Il 2025 segna l’anno dell’orrore definitivo con Chucky contro Annabelle, un crossover tanto atteso che mette faccia a faccia due delle bambole più terrificanti della storia del cinema. Diretto da James Wan e Don Mancini, il film promette una battaglia soprannaturale che supera i confini della follia, unendo la ferocia sanguinaria di Chucky con il male silenzioso e glaciale di Annabelle. L’atmosfera è densa, inquietante, e ogni scena sembra urlare che il vero terrore non è mai solo un gioco.
Chucky contro Annabelle (2025) Trailer Ufficiale
October 5, 2025

La trama inizia quando una serie di misteriosi omicidi sconvolge una piccola città del Connecticut. Gli investigatori trovano sul luogo del crimine due oggetti apparentemente innocui: una bambola di porcellana e un giocattolo con un sorriso diabolico. Un sacerdote riconosce subito l’energia demoniaca che li circonda, ma ciò che nessuno può immaginare è che i due spiriti malvagi non stanno lavorando insieme — stanno combattendo per il dominio assoluto. È una guerra tra maledizioni, dove solo uno potrà sopravvivere.

Chucky, rinato grazie a un rituale voodoo fallito, vuole dimostrare di essere ancora il “padrone del male” nel mondo moderno. Annabelle, invece, mossa da forze infernali più antiche, manipola la mente degli umani con la calma glaciale di un predatore immortale. Quando le loro strade si incrociano, la città si trasforma in un campo di battaglia di possessioni, incubi e sangue. Ogni notte, nuove vittime cadono preda della loro rivalità letale.

Il film gioca abilmente con la tensione psicologica, alternando momenti di silenzio opprimente a esplosioni di violenza brutale. Le scene nella casa abbandonata, illuminata solo da una luce rossa intermittente, restano impresse nella mente: Annabelle che si muove da sola tra le ombre mentre Chucky ride, brandendo il suo coltello iconico. La fotografia è cupa e suggestiva, mentre la colonna sonora di Joseph Bishara amplifica ogni urlo, ogni respiro trattenuto, ogni passo nel buio.

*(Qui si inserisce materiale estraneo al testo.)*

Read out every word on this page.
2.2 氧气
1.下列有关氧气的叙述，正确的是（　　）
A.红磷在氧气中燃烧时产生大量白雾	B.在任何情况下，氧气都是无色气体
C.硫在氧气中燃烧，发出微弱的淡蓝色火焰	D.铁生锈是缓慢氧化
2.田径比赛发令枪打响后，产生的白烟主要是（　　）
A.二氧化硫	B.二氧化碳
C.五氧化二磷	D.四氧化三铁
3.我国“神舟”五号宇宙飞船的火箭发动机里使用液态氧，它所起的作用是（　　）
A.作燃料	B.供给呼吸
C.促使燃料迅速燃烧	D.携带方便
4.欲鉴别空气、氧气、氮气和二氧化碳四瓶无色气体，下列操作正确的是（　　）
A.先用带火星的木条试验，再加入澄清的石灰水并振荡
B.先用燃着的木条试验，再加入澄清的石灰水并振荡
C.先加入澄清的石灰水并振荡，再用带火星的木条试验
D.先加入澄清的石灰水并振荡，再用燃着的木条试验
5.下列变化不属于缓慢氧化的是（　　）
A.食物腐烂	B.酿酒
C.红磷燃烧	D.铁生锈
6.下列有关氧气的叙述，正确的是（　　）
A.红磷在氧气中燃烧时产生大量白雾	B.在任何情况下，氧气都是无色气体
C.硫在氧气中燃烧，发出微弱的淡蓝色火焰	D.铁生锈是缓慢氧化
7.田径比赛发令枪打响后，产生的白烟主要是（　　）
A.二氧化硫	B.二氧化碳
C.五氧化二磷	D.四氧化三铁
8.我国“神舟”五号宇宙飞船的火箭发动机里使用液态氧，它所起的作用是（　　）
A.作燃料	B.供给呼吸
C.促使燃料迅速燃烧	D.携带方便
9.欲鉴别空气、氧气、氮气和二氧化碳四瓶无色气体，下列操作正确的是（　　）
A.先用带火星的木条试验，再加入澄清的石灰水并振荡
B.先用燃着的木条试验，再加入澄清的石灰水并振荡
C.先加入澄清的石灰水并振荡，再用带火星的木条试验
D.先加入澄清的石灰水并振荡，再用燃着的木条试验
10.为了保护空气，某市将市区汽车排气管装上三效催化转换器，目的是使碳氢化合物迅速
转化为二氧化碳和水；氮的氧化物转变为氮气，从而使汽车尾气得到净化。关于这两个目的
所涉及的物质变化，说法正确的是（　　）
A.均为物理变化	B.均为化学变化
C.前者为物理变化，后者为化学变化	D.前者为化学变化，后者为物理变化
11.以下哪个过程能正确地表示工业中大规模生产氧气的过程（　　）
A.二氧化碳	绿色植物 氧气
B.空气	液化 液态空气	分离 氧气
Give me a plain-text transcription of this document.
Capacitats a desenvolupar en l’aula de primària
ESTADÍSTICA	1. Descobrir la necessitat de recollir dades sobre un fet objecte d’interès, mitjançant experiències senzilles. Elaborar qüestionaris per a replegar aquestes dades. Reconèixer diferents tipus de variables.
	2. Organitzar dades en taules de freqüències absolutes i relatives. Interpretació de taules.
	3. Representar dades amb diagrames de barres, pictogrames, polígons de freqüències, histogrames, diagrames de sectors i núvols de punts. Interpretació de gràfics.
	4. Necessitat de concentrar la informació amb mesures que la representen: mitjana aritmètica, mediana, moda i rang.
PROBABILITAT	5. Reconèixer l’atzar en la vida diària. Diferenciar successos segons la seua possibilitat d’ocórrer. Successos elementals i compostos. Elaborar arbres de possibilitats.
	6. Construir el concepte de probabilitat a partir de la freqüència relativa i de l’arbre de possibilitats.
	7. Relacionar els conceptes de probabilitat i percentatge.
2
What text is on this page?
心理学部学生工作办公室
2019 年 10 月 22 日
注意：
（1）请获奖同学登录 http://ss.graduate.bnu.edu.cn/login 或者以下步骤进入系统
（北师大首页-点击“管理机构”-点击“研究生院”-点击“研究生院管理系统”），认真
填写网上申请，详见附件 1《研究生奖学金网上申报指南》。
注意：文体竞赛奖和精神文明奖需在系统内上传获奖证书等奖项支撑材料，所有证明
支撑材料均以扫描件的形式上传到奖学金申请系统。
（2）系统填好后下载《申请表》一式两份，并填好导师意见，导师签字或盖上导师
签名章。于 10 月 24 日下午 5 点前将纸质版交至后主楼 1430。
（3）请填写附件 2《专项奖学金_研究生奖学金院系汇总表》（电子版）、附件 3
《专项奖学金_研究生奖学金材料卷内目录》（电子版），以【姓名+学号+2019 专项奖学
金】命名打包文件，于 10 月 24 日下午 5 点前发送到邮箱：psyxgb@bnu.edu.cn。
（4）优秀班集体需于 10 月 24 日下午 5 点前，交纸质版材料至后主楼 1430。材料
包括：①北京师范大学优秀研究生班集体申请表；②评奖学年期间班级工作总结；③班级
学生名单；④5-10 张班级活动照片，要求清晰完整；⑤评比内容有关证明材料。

Le performance sono eccezionali: Brad Dourif torna a dare voce a Chucky con una cattiveria pungente e ironica, mentre la presenza muta di Annabelle riesce comunque a trasmettere puro terrore. I dialoghi sono taglienti, pieni di riferimenti ai film precedenti, ma la nuova narrazione spinge entrambi i personaggi verso una dimensione più mitica, quasi apocalittica. È come se due universi horror si fondessero in un unico incubo collettivo.
Il finale è semplicemente esplosivo: una resa dei conti tra fuoco e oscurità, dove nessuno esce veramente vincitore. Chucky contro Annabelle non è solo un film horror — è un evento cinematografico, un rituale visivo che celebra il male in tutte le sue forme. Uscendo dal cinema, lo spettatore non può fare a meno di chiedersi: e se il gioco non fosse ancora finito?